How to scrape from headings and content-CodePudding

I've been given a pile of about 100 html files that I want to put into rectangular form. Here's an example: http://www.skeptron.uu.se/broady/arkiv/a/ffo/kapital/abergsson-anna.html . I would like to extract headings (h3) as column names and the content in between as strings taking up one row each.

I've managed to extract the column names with Rvest in R, but I'm stuck at extracting the content. I'm sure I'll get stuck again when trying to bind everything together in one dataframe.

This is what I've done for extracting the variable names:

variable.names <- map(LIST.html, ~read_html(.x) %>% 
                       html_nodes("h3") %>% 
                       html_text(trim = TRUE) %>% 
                       tolower())

Here's the code I used to get all the files: system( "wget -r -np -nH --cut-dirs=3 -R index.html http://www.skeptron.uu.se/broady/arkiv/a/ffo/kapital/" )

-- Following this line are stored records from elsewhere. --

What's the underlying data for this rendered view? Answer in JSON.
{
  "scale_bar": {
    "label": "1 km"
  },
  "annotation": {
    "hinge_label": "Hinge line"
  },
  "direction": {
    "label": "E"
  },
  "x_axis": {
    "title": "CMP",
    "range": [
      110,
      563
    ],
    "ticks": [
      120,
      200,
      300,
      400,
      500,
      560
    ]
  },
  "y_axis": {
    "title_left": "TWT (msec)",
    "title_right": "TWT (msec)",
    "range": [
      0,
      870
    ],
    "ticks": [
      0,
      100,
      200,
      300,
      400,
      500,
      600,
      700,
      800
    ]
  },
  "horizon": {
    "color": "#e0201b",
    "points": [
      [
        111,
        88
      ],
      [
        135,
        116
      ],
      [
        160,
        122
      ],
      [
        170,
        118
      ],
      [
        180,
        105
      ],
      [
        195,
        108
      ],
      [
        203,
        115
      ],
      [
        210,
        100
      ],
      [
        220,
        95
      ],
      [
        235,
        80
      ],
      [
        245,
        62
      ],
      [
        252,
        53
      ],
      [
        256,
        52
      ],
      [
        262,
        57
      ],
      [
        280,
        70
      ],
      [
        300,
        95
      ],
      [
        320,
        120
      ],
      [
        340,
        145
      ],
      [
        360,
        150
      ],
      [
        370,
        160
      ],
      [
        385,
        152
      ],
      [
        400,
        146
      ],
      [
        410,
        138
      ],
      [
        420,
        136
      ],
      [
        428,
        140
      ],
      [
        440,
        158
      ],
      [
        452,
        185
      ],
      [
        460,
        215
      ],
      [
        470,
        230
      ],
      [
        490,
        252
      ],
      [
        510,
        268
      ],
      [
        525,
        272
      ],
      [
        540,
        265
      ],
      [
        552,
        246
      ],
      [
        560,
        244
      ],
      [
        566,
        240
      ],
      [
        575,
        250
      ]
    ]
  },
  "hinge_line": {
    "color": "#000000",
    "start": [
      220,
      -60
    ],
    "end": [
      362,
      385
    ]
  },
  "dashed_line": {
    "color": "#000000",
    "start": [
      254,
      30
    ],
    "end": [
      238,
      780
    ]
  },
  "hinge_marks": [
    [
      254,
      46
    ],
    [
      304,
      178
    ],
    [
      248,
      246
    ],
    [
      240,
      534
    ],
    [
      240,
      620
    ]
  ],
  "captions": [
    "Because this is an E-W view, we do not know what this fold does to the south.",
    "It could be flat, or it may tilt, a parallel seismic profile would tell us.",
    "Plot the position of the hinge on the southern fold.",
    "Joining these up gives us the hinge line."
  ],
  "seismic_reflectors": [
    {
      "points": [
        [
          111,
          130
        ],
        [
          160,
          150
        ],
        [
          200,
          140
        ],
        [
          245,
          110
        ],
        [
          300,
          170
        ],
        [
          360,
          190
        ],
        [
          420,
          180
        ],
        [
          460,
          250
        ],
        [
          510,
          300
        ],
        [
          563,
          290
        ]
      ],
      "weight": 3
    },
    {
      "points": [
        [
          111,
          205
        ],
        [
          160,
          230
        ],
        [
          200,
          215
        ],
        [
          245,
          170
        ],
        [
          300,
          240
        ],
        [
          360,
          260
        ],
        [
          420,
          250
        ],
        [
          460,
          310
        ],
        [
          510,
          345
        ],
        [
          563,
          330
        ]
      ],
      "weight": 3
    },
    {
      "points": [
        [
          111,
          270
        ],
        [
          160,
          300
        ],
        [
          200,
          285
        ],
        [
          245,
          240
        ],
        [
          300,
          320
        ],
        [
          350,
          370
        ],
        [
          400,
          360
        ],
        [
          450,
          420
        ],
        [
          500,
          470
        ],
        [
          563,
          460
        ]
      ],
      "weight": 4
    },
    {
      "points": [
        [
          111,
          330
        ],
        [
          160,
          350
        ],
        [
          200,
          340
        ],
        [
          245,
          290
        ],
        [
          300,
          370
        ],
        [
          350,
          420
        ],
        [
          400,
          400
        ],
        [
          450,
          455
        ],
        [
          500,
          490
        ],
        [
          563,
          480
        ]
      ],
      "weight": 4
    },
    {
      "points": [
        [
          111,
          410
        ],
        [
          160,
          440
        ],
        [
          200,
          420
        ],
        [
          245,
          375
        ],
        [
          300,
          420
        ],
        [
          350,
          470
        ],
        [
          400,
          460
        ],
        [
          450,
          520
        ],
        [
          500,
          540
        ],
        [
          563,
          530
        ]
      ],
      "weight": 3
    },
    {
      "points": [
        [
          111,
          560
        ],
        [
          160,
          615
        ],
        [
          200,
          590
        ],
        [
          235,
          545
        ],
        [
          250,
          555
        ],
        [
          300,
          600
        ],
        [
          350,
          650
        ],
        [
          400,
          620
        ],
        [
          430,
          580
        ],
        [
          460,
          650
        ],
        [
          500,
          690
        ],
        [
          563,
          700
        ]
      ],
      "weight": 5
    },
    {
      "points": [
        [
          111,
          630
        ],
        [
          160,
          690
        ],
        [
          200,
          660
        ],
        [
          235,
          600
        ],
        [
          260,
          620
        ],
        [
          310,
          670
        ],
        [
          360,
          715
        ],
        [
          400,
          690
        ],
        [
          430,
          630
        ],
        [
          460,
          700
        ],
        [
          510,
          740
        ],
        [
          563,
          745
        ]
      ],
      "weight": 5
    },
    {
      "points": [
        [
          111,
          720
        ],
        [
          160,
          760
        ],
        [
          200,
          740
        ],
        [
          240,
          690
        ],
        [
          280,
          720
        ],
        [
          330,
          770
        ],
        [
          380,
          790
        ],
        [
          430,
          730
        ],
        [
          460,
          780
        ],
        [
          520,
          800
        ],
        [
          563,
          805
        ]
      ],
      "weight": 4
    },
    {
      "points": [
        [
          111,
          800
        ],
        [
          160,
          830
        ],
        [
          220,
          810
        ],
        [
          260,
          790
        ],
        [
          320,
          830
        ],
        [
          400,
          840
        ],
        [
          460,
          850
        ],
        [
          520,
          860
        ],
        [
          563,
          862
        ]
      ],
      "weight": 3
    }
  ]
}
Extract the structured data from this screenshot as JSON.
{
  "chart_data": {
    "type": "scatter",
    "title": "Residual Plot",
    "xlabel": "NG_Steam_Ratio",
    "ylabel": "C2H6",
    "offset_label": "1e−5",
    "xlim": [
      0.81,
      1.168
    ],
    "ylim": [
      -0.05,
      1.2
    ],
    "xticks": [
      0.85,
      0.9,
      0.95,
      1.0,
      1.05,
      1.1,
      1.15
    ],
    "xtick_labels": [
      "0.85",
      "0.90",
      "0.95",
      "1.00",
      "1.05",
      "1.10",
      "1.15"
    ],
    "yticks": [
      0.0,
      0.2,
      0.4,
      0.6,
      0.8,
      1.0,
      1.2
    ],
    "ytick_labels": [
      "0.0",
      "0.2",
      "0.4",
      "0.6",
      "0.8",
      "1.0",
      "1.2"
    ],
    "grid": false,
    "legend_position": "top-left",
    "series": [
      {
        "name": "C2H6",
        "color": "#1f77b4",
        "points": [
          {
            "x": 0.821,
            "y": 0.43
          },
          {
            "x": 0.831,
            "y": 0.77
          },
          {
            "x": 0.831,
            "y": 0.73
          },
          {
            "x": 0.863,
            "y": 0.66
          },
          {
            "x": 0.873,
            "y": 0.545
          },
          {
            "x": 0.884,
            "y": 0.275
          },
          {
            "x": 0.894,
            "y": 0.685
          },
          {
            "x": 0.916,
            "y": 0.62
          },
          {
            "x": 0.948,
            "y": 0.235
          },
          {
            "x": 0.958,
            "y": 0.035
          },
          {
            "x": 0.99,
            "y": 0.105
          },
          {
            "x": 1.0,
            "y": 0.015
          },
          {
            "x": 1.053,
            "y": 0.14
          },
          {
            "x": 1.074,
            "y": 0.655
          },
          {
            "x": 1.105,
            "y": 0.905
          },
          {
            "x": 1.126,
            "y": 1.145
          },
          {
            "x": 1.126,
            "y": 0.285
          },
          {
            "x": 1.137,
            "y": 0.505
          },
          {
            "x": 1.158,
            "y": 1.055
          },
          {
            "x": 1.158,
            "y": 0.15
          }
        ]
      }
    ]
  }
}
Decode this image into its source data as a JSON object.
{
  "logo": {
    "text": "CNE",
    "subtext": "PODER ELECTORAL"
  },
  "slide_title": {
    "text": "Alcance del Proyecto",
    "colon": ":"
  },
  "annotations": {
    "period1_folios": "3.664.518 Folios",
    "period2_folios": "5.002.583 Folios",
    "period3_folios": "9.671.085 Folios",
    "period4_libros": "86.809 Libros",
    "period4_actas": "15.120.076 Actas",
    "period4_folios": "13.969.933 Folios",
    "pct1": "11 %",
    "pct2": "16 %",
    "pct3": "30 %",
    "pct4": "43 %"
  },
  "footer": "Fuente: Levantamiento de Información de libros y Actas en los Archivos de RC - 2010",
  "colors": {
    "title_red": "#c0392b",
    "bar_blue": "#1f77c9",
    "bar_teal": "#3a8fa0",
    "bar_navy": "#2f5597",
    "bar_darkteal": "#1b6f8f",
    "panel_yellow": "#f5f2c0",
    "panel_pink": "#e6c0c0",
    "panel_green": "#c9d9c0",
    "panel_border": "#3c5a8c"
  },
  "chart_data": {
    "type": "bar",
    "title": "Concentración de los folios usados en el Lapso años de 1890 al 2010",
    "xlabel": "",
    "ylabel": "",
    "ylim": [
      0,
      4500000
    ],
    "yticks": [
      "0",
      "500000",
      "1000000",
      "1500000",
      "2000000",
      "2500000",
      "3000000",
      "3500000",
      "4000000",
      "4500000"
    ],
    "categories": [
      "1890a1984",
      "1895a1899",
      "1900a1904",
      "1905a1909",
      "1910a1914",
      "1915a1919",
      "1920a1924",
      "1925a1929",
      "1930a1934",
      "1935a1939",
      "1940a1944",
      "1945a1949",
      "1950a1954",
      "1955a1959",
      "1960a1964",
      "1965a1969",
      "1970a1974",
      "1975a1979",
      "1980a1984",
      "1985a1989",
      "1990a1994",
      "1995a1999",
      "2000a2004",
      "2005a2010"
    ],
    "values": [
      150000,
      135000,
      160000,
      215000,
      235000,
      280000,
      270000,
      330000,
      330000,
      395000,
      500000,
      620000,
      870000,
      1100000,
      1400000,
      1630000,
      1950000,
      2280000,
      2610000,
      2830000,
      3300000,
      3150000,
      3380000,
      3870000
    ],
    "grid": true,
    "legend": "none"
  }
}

CodePudding user response：

library(rvest)
library(stringr)
library(data.table)

malformed_documents <- character(0)

parse_profile_page <- function(pg, nm) {
  # extract section divs, omit byline
  divs <- html_nodes(pg, '#mittvagn > div')[ -1 ]
  idx <- which((lapply(divs, html_attr, 'id') |> unlist()) == 'bakvagn')
  if (length(idx) > 0) {
    divs <- divs[ -idx ]
  }
  # extract section headers
  titles <- html_nodes(divs, 'h3') |> 
    html_text(trim = TRUE) |> 
    tolower() |>
    unlist()
  # extract section contents
  paragraphs <- lapply(divs, html_nodes, 'p') |> 
    lapply(html_text, trim = TRUE) |> 
    lapply(paste0, collapse = '\n') |> 
    lapply(str_squish) |> 
    unlist()
  if (length(paragraphs) != length(titles)) {
    message(sprintf('%s is malformed, not parsing', nm))
    malformed_documents <<- c(malformed_documents, nm)
    return(data.frame())
  }
  df <- data.frame(title = titles, 
                   contents = paragraphs, 
                   url = rep(nm, length(paragraphs)))
  df
}

# obtain list of files to download
url <- 'http://www.skeptron.uu.se/broady/arkiv/a/ffo/kapital/'
pg <- read_html(url)
file_urls <- html_nodes(pg, '#mittvagn > ol > li > a:nth-child(1)') |> 
  html_attr('href') |> 
  str_replace_all('^\\.\\./', '') |> 
  sprintf(fmt= 'http://www.skeptron.uu.se/broady/arkiv/a/ffo/%s')
# file_urls <- sample(file_urls, 10) # uncomment to run on a small sample of pages

file_contents <- lapply(file_urls, function(x) {
  message('downloading: ', x)
  fl <- read_html(x)
})
names(file_contents) <- file_urls

parsed_contents <- lapply(file_urls, function(x) {
  message('parsing: ', x)
  pg <- file_contents[[ x ]]
  parse_profile_page(pg, x)
})
parsed_contents_df <- rbindlist(parsed_contents) |> as.data.frame()
if (length(malformed_documents) > 0) {
  warning('the following documents were malformed and not parsed: %s', paste0(malformed_documents, collapse = ', '))  
}
View(parsed_contents_df)